Alok Tayi, postdoctoral fellow in the George Whitesides Lab, Faculty for Arts and Sciences, and Daniel Kramer, College '15, were awarded a Student Sustainability Grant from the Office for Sustainability for the 2014-2015 academic year for their project entitled "Greening laboratories using Wi-Fi connected tools." Kramer and Tayi will document their experience and findings in a series of four blog posts that will cover: the conception of their idea, their initial prototyping and design challenges, testing in labs and lessons learned, and finally, an electricity audit and a report on savings.
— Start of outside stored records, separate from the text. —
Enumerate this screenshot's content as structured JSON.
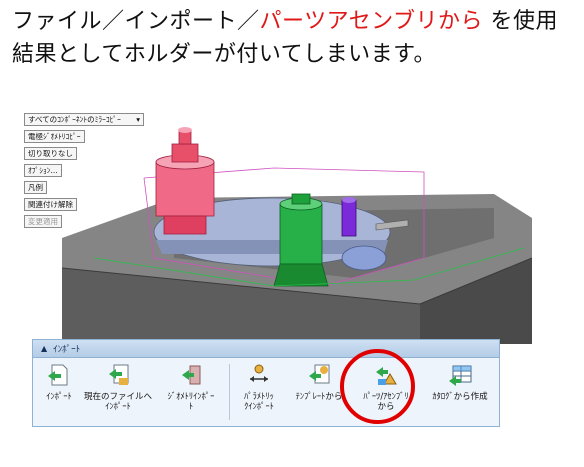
{
  "heading": {
    "line1_part1": "ファイル／インポート／",
    "line1_highlight": "パーツアセンブリから",
    "line1_part2": " を使用",
    "line2": "結果としてホルダーが付いてしまいます。",
    "highlight_color": "#e01818"
  },
  "options_panel": {
    "items": [
      {
        "label": "すべてのｺﾝﾎﾟｰﾈﾝﾄのﾐﾗｰｺﾋﾟｰ",
        "dropdown_icon": "triangle-down"
      },
      {
        "label": "電極ｼﾞｵﾒﾄﾘｺﾋﾟｰ"
      },
      {
        "label": "切り取りなし"
      },
      {
        "label": "ｵﾌﾟｼｮﾝ..."
      },
      {
        "label": "凡例"
      },
      {
        "label": "関連付け解除"
      },
      {
        "label": "変更適用",
        "disabled": true
      }
    ]
  },
  "ribbon": {
    "title": "ｲﾝﾎﾟｰﾄ",
    "collapse_icon": "triangle-up",
    "tools": [
      {
        "label": "ｲﾝﾎﾟｰﾄ",
        "icon": "import-arrow-icon"
      },
      {
        "label": "現在のファイルへ\nｲﾝﾎﾟｰﾄ",
        "icon": "import-to-file-icon"
      },
      {
        "label": "ｼﾞｵﾒﾄﾘｲﾝﾎﾟｰ\nﾄ",
        "icon": "geometry-import-icon"
      },
      {
        "label": "ﾊﾟﾗﾒﾄﾘｯ\nｸｲﾝﾎﾟｰﾄ",
        "icon": "parametric-import-icon"
      },
      {
        "label": "ﾃﾝﾌﾟﾚｰﾄから",
        "icon": "template-icon"
      },
      {
        "label": "ﾊﾟｰﾂ/ｱｾﾝﾌﾞﾘ\nから",
        "icon": "parts-assembly-icon"
      },
      {
        "label": "ｶﾀﾛｸﾞから作成",
        "icon": "catalog-icon"
      }
    ]
  },
  "colors": {
    "ring": "#e00000",
    "holder_red": "#e8506a",
    "electrode_green": "#1ea03a",
    "electrode_purple": "#7a2ad8",
    "plate_blue": "#9aa8c8",
    "block_gray": "#6d6d6d"
  }
}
When developing a new technology, constructing a functional prototype is the first step. For us, low-cost hardware platforms, like Arduino and Raspberry Pi, provide the sophisticated functionality needed to improve sustainability in labs. Given that our hardware was going to be deployed in a laboratory, we knew that there were several constraints: 1) the hardware had to be chemically resistant, 2) the software had to be reliable, 3) the electronics had to withstand large currents.
To this end, we purchased aluminum boxes (plastic will dissolve if exposed to certain chemicals), and coated them with a chemically-resistant coating. Surprisingly, we found a robust manufacturing base in the Boston-area that allowed us to source electronic components, machine and coat aluminum, and assemble the hardware quickly at moderate cost. We tested a variety of electrical components and configurations, numerous sized boxes, and machined patterns.
Inevitably, every design had its own pros and cons—some designs were easy to manufacture, but broke easily. Other designs were a pain to construct, but were low cost. We eventually settled on a combination of designs and electronics that allowed us to assemble Wi-Fi-enabled electric switches and Wi-Fi-enabled thermocouples with moderate ease.
With a housing chosen, the next step of the process was to integrate the individual electronic components. Our challenge has been that, though we use commercially available components, individual parts may be defective upon arrival. In one case, we were experimenting with different circuits for monitoring temperature (a thermocouple shield); however, despite our best efforts, the sensor reading was always incorrect. We debugged the firmware, software, and re-assembled the electronics to no avail. It turns out that the chip inside the thermocouple shield itself was faulty and the supplier sent us defective parts. Such experiences are commonplace in the world of hardware, unfortunately.
The generosity of the sustainability grant allowed us to experiment with these designs, work through the bugs, and produce three functioning prototypes, with the corresponding software. These tools allow us to monitor temperature of tools, stream video of experiments, and turn equipment on or off. So far, we’ve got these devices working in our space at the Harvard i-Lab. Next up—testing the designs with researchers in Harvard labs.